Dive Brief:
- New York City–based DFA Studio has released a concept design for a 712-foot-tall wood tower overlooking Central Park that, it says, could be built in six months using prefabricated construction methods, New Atlas reported.
- The tower's lattice structure is made up of a glulam helix, a structural steel core, a transparent PVC skin and a concrete base and stabilizing cables for anchoring.
- Beyond retail, restaurants and a 360-degree viewing deck, the tower would include a filtration system for the nearby Jacqueline Kennedy Onassis Reservoir that could allow it to be used as a public pond.
Dive Insight:
Make no mistake, DFA's tower isn't expected to break ground any time soon. However, concept projects like it can be powerful tools in showing the potential for technology or ideas that have yet to gain the traction required to become widely used.

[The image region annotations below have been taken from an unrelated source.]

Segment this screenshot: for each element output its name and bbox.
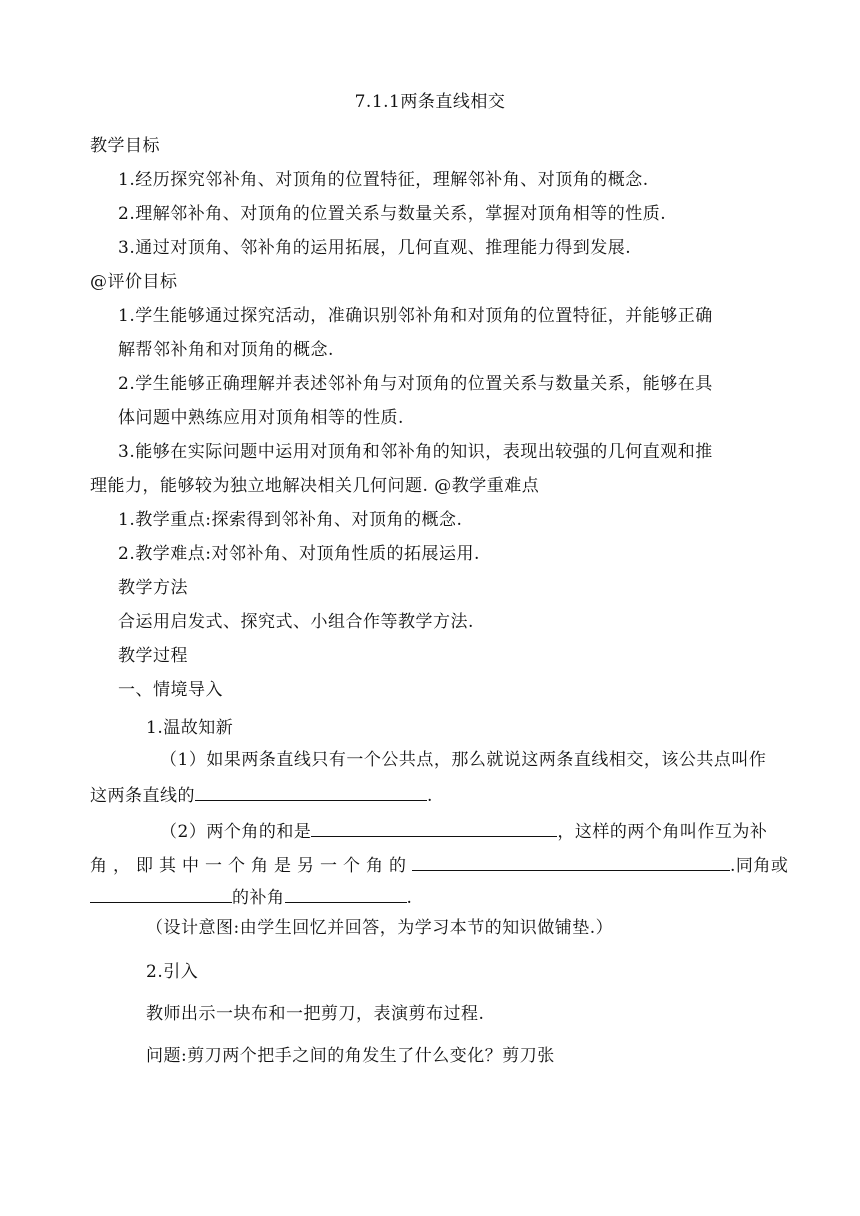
part1-heading: 一、情境导入	[118, 680, 223, 700]
q2-line3-mid: 的补角	[232, 888, 285, 908]
intro-text: 教师出示一块布和一把剪刀，表演剪布过程.	[146, 1004, 485, 1024]
eval-goal-2-line2: 体问题中熟练应用对顶角相等的性质.	[118, 408, 404, 428]
question-text: 问题:剪刀两个把手之间的角发生了什么变化？剪刀张	[146, 1046, 555, 1066]
q2-line3	[90, 884, 412, 910]
design-note: （设计意图:由学生回忆并回答，为学习本节的知识做铺垫.）	[146, 918, 614, 938]
key-point-2: 2.教学难点:对邻补角、对顶角性质的拓展运用.	[118, 544, 480, 564]
process-heading: 教学过程	[118, 646, 188, 666]
q2-answer-blank-1	[311, 818, 557, 837]
q2-line2	[90, 852, 788, 878]
q1-line2	[90, 782, 433, 808]
q2-answer-blank-4	[285, 884, 407, 903]
q1-answer-blank	[195, 782, 427, 801]
eval-goal-3-line2: 理能力，能够较为独立地解决相关几何问题. @教学重难点	[90, 476, 540, 496]
eval-goal-2-line1: 2.学生能够正确理解并表述邻补角与对顶角的位置关系与数量关系，能够在具	[118, 374, 713, 394]
eval-goals-heading: @评价目标	[90, 272, 178, 292]
q2-line1-suffix: ，这样的两个角叫作互为补	[557, 822, 768, 842]
page-title: 7.1.1两条直线相交	[354, 92, 506, 112]
q2-line2-prefix: 角，即其中一个角是另一个角的	[90, 856, 412, 876]
q2-line3-suffix: .	[406, 888, 413, 908]
intro-heading: 2.引入	[146, 962, 199, 982]
eval-goal-1-line2: 解帮邻补角和对顶角的概念.	[118, 340, 334, 360]
q2-line2-suffix: .同角或	[730, 856, 789, 876]
q2-answer-blank-2	[412, 852, 730, 871]
key-point-1: 1.教学重点:探索得到邻补角、对顶角的概念.	[118, 510, 463, 530]
teaching-goal-3: 3.通过对顶角、邻补角的运用拓展，几何直观、推理能力得到发展.	[118, 238, 632, 258]
q1-line2-suffix: .	[427, 786, 433, 806]
eval-goal-3-line1: 3.能够在实际问题中运用对顶角和邻补角的知识，表现出较强的几何直观和推	[118, 442, 713, 462]
teaching-goal-1: 1.经历探究邻补角、对顶角的位置特征，理解邻补角、对顶角的概念.	[118, 170, 649, 190]
method-text: 合运用启发式、探究式、小组合作等教学方法.	[118, 612, 474, 632]
q2-line1-prefix: （2）两个角的和是	[160, 822, 312, 842]
q1-line2-prefix: 这两条直线的	[90, 786, 195, 806]
q2-line1	[160, 818, 767, 844]
q2-answer-blank-3	[90, 884, 232, 903]
eval-goal-1-line1: 1.学生能够通过探究活动，准确识别邻补角和对顶角的位置特征，并能够正确	[118, 306, 713, 326]
method-heading: 教学方法	[118, 578, 188, 598]
teaching-goal-2: 2.理解邻补角、对顶角的位置关系与数量关系，掌握对顶角相等的性质.	[118, 204, 667, 224]
q1-line1: （1）如果两条直线只有一个公共点，那么就说这两条直线相交，该公共点叫作	[160, 750, 767, 770]
review-heading: 1.温故知新	[146, 718, 234, 738]
teaching-goals-heading: 教学目标	[90, 136, 160, 156]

In Chicago, a research team from Perkins+Will, Thornton Tomasetti and the University of Cambridge has developed a concept design for an 80-story, 800-foot-tall mass-timber tower along the Chicago River’s South Branch.
The group is using the phased project to make a case for mass-timber construction, and so it is focusing on understanding what it would take to build a skyscraper solely out of wood. Their current design calls for a structure combining an external diagrid made of laminated veneer lumber with cross-laminated timber sheer walls and glulam bracing.
For the research project's next phase, the team will look at its individual components to see what changes are needed to help move the entire project closer to the performance and cost balance of conventional construction methods. While this project isn't likely to rise fully in Chicago, at least not in the near term, other concept work comes to life at a larger scale, often in the form of small research pavilions and installations.
One of the most prominent examples is the annual project from the Institute for Computational Design and Construction at the University of Stuttgart, in Germany, which focuses on bio-based design. To make this year's pavilion, researchers used drones and industrial-scale robots to emulate the behavior of leaf liner moths' fiber-weaving larvae, using durable threads to wrap a structural form.